Uncertainty quantification in large language models (LLMs) typically relies on computationally expensive Bayesian or ensemble methods requiring multiple forward passes. This work proposes an efficient distillation framework that—novelty—integrates evidential learning with knowledge distillation, enabling lightweight student models to produce robust uncertainty estimates via a single forward pass. The student is fine-tuned using LoRA, and two distillation strategies are comparatively evaluated: soft-label distillation versus Dirichlet-distribution-based evidential distillation, on classification tasks. Empirical results demonstrate that the distilled student achieves predictive accuracy and uncertainty calibration on par with—or even surpassing—that of the multi-sample teacher, while drastically reducing inference latency. The approach thus attains an optimal trade-off among accuracy, calibration fidelity, and computational efficiency, offering a scalable solution for uncertainty-aware deployment of LLMs.

Accurate uncertainty quantification remains a key challenge for standard LLMs, prompting the adoption of Bayesian and ensemble-based methods. However, such methods typically necessitate computationally expensive sampling, involving multiple forward passes to effectively estimate predictive uncertainty.
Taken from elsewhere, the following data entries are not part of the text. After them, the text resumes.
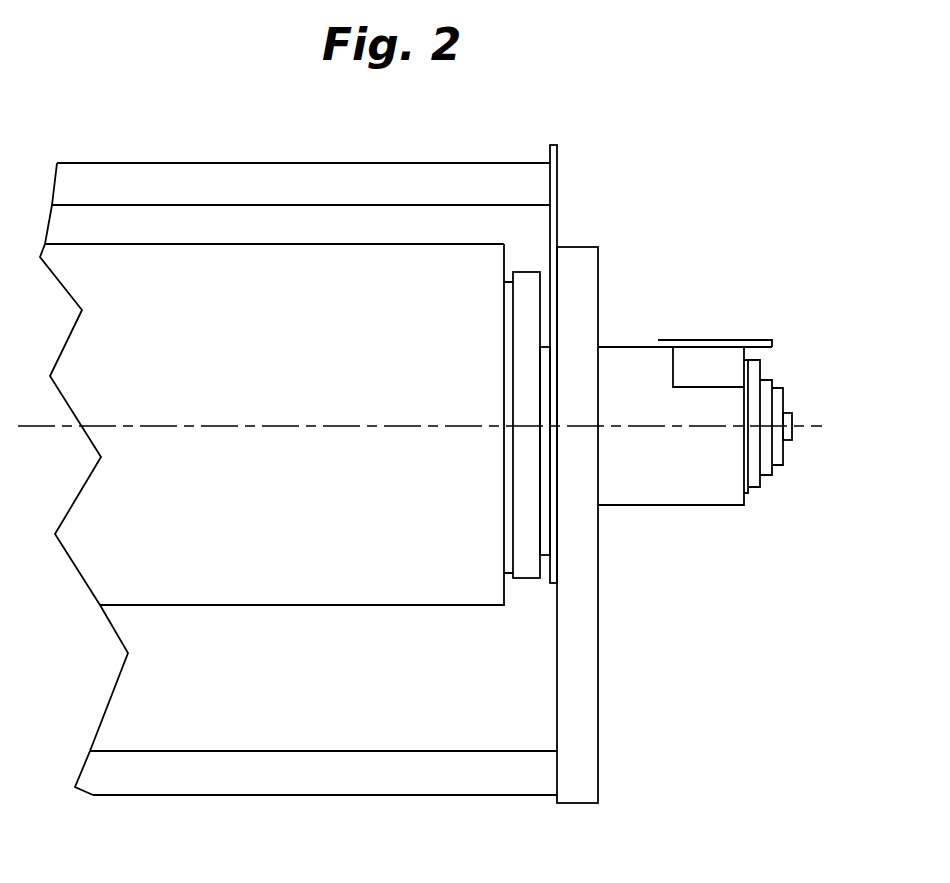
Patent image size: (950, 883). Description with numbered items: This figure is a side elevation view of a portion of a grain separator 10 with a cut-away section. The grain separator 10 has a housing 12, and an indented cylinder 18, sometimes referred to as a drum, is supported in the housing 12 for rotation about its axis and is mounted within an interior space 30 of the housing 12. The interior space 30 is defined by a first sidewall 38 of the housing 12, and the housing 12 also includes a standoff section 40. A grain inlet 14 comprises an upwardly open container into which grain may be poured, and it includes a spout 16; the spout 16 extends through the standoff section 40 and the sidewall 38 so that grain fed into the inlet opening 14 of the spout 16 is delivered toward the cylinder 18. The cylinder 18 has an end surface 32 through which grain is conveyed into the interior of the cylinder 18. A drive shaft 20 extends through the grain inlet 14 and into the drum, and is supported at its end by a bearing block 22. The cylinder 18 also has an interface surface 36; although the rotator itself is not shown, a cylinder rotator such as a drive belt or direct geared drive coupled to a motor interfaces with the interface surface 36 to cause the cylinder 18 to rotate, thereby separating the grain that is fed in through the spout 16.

The grain separator 10 is at (708, 173).
The housing 12 is at (350, 130).
The grain inlet 14 is at (717, 331).
The spout 16 is at (620, 358).
The indented cylinder 18 is at (482, 593).
The drive shaft 20 is at (788, 423).
The bearing block 22 is at (778, 387).
The interior space 30 is at (443, 217).
The end surface 32 is at (540, 553).
The interface surface 36 is at (527, 285).
The first sidewall 38 is at (560, 183).
The standoff section 40 is at (598, 237).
In this paper, we introduce a novel approach enabling efficient and effective uncertainty estimation in LLMs without sacrificing performance. Specifically, we distill uncertainty-aware teacher models - originally requiring multiple forward passes - into compact student models sharing the same architecture but fine-tuned using Low-Rank Adaptation (LoRA). We compare two distinct distillation strategies: one in which the student employs traditional softmax-based outputs, and another in which the student leverages Dirichlet-distributed outputs to explicitly model epistemic uncertainty via evidential learning. Empirical evaluations on classification datasets demonstrate that such students can achieve comparable or superior predictive and uncertainty quantification performance relative to their teacher models, while critically requiring only a single forward pass. To our knowledge, this is the first demonstration that immediate and robust uncertainty quantification can be achieved in LLMs through evidential distillation.